2011 has been unusual because it’s my first year as a film critic thanks to Battleship Pretension, yet I’ve only seen one or two of this year’s big movies. The list of 2011 films I’ve missed includes glaring omissions like Hugo, Moneyball, The Descendents … and so many more. So what did I see? Thanks to David and Tyler it’s an odd mix of independent and foreign films with a sprinkle of mainstream fare. What follows may not be a comprehensive 2011 list, but you might find a few smaller and odder films that are worth seeking out on DVD in 2012.
10. The Help
People are trashing this film for being historically hollow and perhaps even racist at its core with hints of the “magical negro” and “Mammy.” Still, it’s the performances from Viola Davis, Octavia Spencer, and Jessica Chastain that make this film so very entertaining. This may be the glossy Disney version of Ghosts of Mississippi, but while some may be correct in their racial criticisms, The Help does provide a positive mainstream studio movie rarity: a big budget movie with a bang-up, all female, cast.
For further thoughts on these, some other films (including two that I’d happily include on this list), and the year in general, click here.
10. The Arbor
This is a documentary about Andrea Dunbar, who became a renowned playwright at age 18 and died at age 29. It is also about her daughters. It is composed of recorded interviews, over which director Clio Barnard hired actors to lip-synch. This is not as weird as it might sound.
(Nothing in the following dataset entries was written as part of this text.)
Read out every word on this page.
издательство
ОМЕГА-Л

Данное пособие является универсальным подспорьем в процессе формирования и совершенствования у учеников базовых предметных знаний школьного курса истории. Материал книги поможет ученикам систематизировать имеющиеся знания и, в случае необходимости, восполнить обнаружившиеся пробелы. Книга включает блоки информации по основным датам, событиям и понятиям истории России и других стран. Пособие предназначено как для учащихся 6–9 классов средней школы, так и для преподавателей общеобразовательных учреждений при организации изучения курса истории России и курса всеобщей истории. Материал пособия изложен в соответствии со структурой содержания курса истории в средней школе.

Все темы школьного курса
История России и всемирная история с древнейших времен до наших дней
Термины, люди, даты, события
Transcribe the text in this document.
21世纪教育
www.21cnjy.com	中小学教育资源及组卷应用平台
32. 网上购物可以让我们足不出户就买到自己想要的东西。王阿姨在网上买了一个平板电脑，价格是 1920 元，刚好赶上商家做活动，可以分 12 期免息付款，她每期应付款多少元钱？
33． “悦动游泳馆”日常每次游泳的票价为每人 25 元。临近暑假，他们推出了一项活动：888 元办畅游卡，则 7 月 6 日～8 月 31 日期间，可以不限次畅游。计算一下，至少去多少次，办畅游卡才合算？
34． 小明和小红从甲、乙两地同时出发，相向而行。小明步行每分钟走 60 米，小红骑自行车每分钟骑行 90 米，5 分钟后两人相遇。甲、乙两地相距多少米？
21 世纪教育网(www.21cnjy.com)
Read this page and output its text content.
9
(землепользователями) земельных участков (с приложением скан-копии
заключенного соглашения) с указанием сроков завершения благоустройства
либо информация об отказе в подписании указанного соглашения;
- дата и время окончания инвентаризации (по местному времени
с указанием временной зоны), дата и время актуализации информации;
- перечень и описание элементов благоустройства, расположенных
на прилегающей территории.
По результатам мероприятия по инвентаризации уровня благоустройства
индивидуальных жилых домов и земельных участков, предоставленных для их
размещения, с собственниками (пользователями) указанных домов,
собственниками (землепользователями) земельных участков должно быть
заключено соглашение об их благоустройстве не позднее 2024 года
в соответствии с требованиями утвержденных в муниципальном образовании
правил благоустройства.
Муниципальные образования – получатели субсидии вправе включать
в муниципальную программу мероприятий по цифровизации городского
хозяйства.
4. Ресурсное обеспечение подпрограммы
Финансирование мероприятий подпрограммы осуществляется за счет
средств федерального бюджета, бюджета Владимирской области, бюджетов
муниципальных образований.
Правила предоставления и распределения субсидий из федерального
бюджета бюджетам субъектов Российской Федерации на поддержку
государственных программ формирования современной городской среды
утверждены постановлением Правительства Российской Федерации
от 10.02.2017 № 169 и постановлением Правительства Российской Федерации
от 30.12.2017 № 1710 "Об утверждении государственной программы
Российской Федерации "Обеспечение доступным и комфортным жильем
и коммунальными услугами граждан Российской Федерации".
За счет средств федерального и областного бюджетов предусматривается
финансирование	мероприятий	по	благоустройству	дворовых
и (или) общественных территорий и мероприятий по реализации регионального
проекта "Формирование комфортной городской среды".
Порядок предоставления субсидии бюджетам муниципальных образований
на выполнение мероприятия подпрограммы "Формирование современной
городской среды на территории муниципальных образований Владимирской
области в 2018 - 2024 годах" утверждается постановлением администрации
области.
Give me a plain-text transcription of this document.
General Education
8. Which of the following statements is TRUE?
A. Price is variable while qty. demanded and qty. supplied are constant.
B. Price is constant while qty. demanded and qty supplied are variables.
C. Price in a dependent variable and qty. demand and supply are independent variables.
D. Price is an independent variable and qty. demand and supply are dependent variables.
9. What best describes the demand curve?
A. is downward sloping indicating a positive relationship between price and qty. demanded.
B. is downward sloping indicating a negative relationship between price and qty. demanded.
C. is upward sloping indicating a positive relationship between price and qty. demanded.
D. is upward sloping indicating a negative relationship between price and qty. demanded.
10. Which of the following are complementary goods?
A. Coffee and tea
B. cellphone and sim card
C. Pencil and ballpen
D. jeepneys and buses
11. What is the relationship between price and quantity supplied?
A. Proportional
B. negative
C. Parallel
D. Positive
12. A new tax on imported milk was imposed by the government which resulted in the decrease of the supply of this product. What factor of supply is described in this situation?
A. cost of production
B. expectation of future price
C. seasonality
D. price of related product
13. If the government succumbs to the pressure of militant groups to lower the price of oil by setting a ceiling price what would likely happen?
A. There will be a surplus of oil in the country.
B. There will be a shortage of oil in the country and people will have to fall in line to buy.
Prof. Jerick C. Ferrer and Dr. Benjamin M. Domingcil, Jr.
In fact, in doing so, Barnard has not only given us welcome distance from the horror of the content, but also created a natural extension of Andrea’s original play – using the words from primary accounts and building an aesthetic through which they become a piece of performance. I watched this thinking I’d be in for a fascinating intellectual exercise, and came out emotionally ravaged.
10. Rise of the Planet of the Apes
While generally I hate titles that purport the rising of some entity or another, this one was actually justified. This film did an amazing job of making a group of CGI, Mo-Capped apes come across as not only sympathetic, but far more compelling than any of the human beings involved. There are enough tiny nods and references to keep us fans of the original Planet of the Apes movies happy without being too inside, and even though it’s essentially a remake of the fourth film in that series, Conquest of the Planet of the Apes, it can and does stand alone for those who have never heard of Caesar and company. When the apes inevitably rise toward the end of the film, it’s exciting and majestic and you find yourself truly cheering for the furry guys, even though it means you’re cheering for the fall of the planet of men.
10. Everything Must Go
Dan Rush’s sobriety dramedy Everything Must Go didn’t exactly set the world on fire when it came out earlier this year. Could be that moviegoers took one look at Will Ferrell’s sad-bastard “serious” face on the poster, remembered how bad they’d been burned by Stranger Than Fiction, and simply said “no thank you, sir!” Too bad, because Rush’s small-scale Raymond Carver adaptation is a beautiful little character study, one that will undoubtedly ring true to anyone who’s ever struggled with the highs and lows of addiction—sad, sweet, and more than a little bit funny.